EXPOSÉ GÉNÉRAL
I. DES MESURES CONTESTABLES SUR LE PRINCIPE COMME SUR LEURS MODALITÉS D'APPLICATION
L'objet de la proposition de loi déposée par le groupe CRC est circonscrit. Il tend à supprimer deux mesures qui lui paraissent incompatibles avec le principe qui fonde notre système d'assurance maladie, celui de la solidarité entre bien-portants et malades. En effet, la participation forfaitaire de 1 euro sur les consultations médicales, mise en place en 2004, et les franchises dites « médicales », même si elles ne portent pas en fait sur des actes médicaux, ne peuvent être couvertes par les contrats « responsables » d'assurance maladie complémentaire qui représentent 90 % des contrats des particuliers et demain la quasi-totalité des contrats collectifs d'entreprise.
Les franchises sont de 50 centimes par boîte de médicament, 50 centimes sur les actes pratiqués par les auxiliaires médicaux et 2 euros pour les transports sanitaires. Il existe un plafond journalier pour les actes des auxiliaires médicaux et les transports - mais non pour les médicaments - et - pour l'ensemble des franchises - un plafond annuel de 50 euros ; des plafonds s'appliquent également pour la participation forfaitaire.
Ces deux mesures représentent pour la sécurité sociale une moindre dépense de l'ordre de 1,47 milliard d'euros en 2013, dont 870 millions au titre des franchises et 600 millions au titre de la participation forfaitaire. En 2014, le montant cumulé des franchises et de la participation forfaitaire devrait atteindre 1,65 milliard. Cette somme est importante pour la sécurité sociale, mais les principes qui fondent ces mesures, autant que les moyens mis en oeuvre pour la recouvrer, sont contestables.
A. UNE MESURE D'ECONOMIE QUI NE DIT PAS SON NOM
Dans son rapport annuel de 2013, la Cour des comptes a inséré une analyse de la politique de lutte contre la maladie d'Alzheimer. Elle a jugé que « le lien ainsi fait entre la mise en place des franchises et leur affectation à des actions de santé publique apparaît artificiel . » De fait, les franchises constituent une moindre dépenses pour l'assurance maladie, mais rien n'indique que les sommes ainsi dégagées soient effectivement fléchées vers les mesures du plan de lutte contre les maladies neuro-dégénératives.
Reste donc l'autre objectif, celui de responsabiliser les patients. Comme l'a indiqué Marisol Touraine, ministre de la santé, « les personnes malades ne le sont pas par choix et ne consomment pas des soins par plaisir ». Responsabiliser les malades n'a donc guère de sens dans la mesure où ils ne sont pas prescripteurs de leurs soins et où, soumis au parcours de santé, ils ne multiplient pas les consultations inutiles.
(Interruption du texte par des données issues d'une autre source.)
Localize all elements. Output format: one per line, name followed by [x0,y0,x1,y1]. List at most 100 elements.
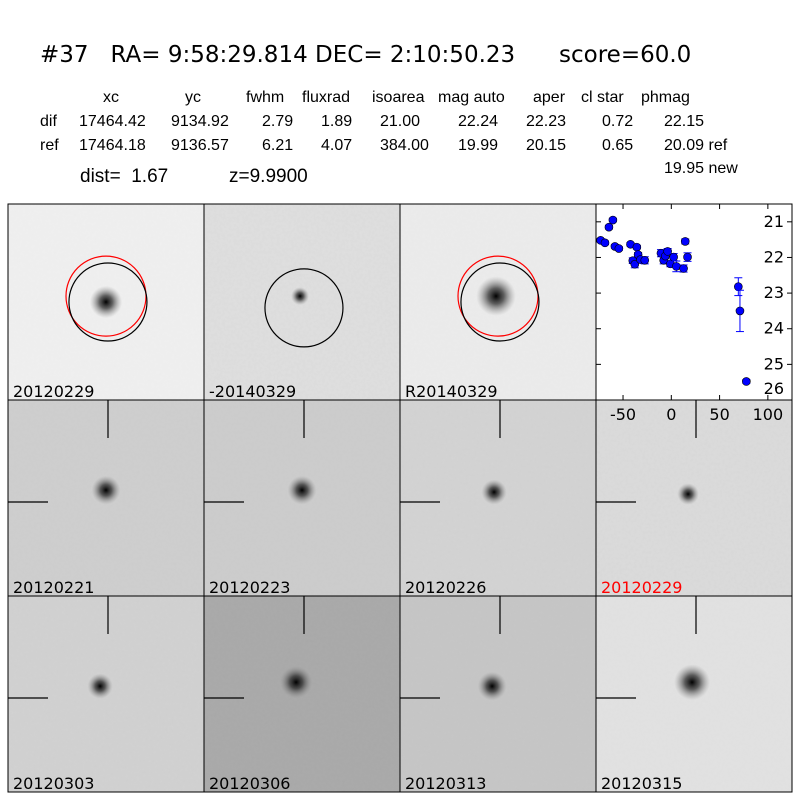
marker [614,244,624,253]
cell-ref-aper: 20.15 [526,137,567,154]
panel-label: 20120303 [13,774,94,793]
cutout-panel: 20120229 [595,399,793,597]
col-xc: xc [103,89,119,106]
marker [734,282,743,291]
data-point [669,252,678,262]
aperture-circle [460,262,540,342]
dist-value: dist= 1.67 [80,166,169,187]
cutout-panel: 20120306 [203,595,401,793]
data-point [672,260,681,273]
data-point [735,289,745,333]
z-value: z=9.9900 [229,166,308,187]
cutout-panel: 20120315 [595,595,793,793]
source-blob [287,475,317,505]
cell-ref-yc: 9136.57 [171,137,229,154]
cutout-panel: 20120223 [203,399,401,597]
cell-dif-phmag: 22.15 [664,113,705,130]
source-blob [291,287,310,306]
panel-label: 20120229 [13,382,94,401]
y-tick-label: 25 [764,354,784,373]
marker [632,242,642,252]
y-tick-label: 23 [764,283,784,302]
panel-label: -20140329 [209,382,296,401]
data-point [640,256,650,265]
data-point [683,252,692,262]
col-fluxrad: fluxrad [302,89,351,106]
cell-ref-xc: 17464.18 [79,137,146,154]
plot-area [595,203,793,401]
data-point [604,222,614,232]
cell-dif-fluxrad: 1.89 [321,113,353,130]
cell-dif-mag-auto: 22.24 [458,113,499,130]
source-blob [677,483,699,505]
cell-dif-cl-star: 0.72 [602,113,634,130]
x-tick-label: -50 [610,405,636,424]
aperture-circle [264,268,344,348]
source-blob [476,276,516,316]
marker [663,247,672,256]
cell-ref-mag-auto: 19.99 [458,137,499,154]
marker [735,306,745,316]
row-label-dif: dif [40,113,57,130]
data-point [600,238,610,248]
cell-dif-aper: 22.23 [526,113,567,130]
cell-ref-phmag: 20.09 ref [664,137,728,154]
cell-dif-yc: 9134.92 [171,113,229,130]
aperture-circle [68,262,148,342]
panel-label: 20120229 [601,578,682,597]
cutout-panel: R20140329 [399,203,597,401]
panel-label: 20120306 [209,774,290,793]
panel-label: 20120223 [209,578,290,597]
y-tick-label: 26 [764,379,784,398]
cell-ref-fwhm: 6.21 [262,137,294,154]
x-tick-label: 100 [753,405,784,424]
col-fwhm: fwhm [246,89,285,106]
figure-title: #37 RA= 9:58:29.814 DEC= 2:10:50.23 scor… [40,42,692,68]
data-point [663,247,672,256]
cell-dif-xc: 17464.42 [79,113,146,130]
marker [604,222,614,232]
col-yc: yc [185,89,201,106]
cutout-panel: 20120313 [399,595,597,793]
data-point [680,237,690,246]
source-blob [87,673,113,699]
cutout-panel: 20120229 [7,203,205,401]
panel-label: 20120315 [601,774,682,793]
col-isoarea: isoarea [372,89,425,106]
marker [608,215,618,225]
cutout-panel: -20140329 [203,203,401,401]
panel-label: 20120221 [13,578,94,597]
source-blob [91,475,121,505]
col-phmag: phmag [641,89,690,106]
panel-label: R20140329 [405,382,498,401]
col-mag-auto: mag auto [438,89,505,106]
data-point [734,277,743,297]
y-tick-label: 22 [764,247,784,266]
x-tick-label: 0 [666,405,676,424]
col-aper: aper [533,89,566,106]
panel-label: 20120313 [405,774,486,793]
marker [669,252,678,262]
y-tick-label: 24 [764,319,784,338]
cell-dif-isoarea: 21.00 [380,113,421,130]
source-blob [279,666,313,699]
y-tick-label: 21 [764,212,784,231]
row-label-ref: ref [40,137,59,154]
source-blob [481,479,507,505]
data-point [614,244,624,253]
x-tick-label: 50 [709,405,729,424]
marker [680,237,690,246]
cell-ref-cl-star: 0.65 [602,137,634,154]
data-point [632,242,642,252]
data-point [742,377,751,386]
cutout-panel: 20120303 [7,595,205,793]
marker [679,264,688,273]
cell-dif-fwhm: 2.79 [262,113,294,130]
phmag-new: 19.95 new [664,160,738,177]
marker [683,252,692,262]
cell-ref-fluxrad: 4.07 [321,137,353,154]
light-curve-plot: 21 22 23 24 25 26 -50 0 50 100 [595,203,793,424]
cutout-panel: 20120226 [399,399,597,597]
data-point [608,215,618,225]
D'autant que le nombre de personnes concernées par les participations et les franchises ne cesse de décroître. Tout d'abord des exceptions sont prévues :
• les enfants et les jeunes de moins de 18 ans ;
• les bénéficiaires de la couverture
maladie universelle complémentaire (CMU-C) ou de l'aide médicale
de l'Etat (AME) et, depuis la loi de financement de la sécurité
sociale pour 2015, de l'aide à la complémentaire santé
(ACS), ce qui représente 5 millions de personnes ;
• les femmes prises en charge dans le cadre de la
maternité ;
• les titulaires d'une pension visés à
l'article L. 115 du code des pensions militaires d'invalidité et
des victimes de guerre, dispensés de l'acquittement de la participation
forfaitaire mais uniquement pour les soins délivrés gratuitement
par l'Etat et nécessités par les infirmités donnant lieu
à pension.
Dès lors, sur 3,6 milliards d'actes qui entreraient dans le champ de la franchise, 2 milliards en sont exonérés.
Par ailleurs les personnes ayant souscrit des contrats non « solidaires et responsables » (10 %) ne supportent pas les franchises et restes à charge, qui sont couverts par leur assurance complémentaire.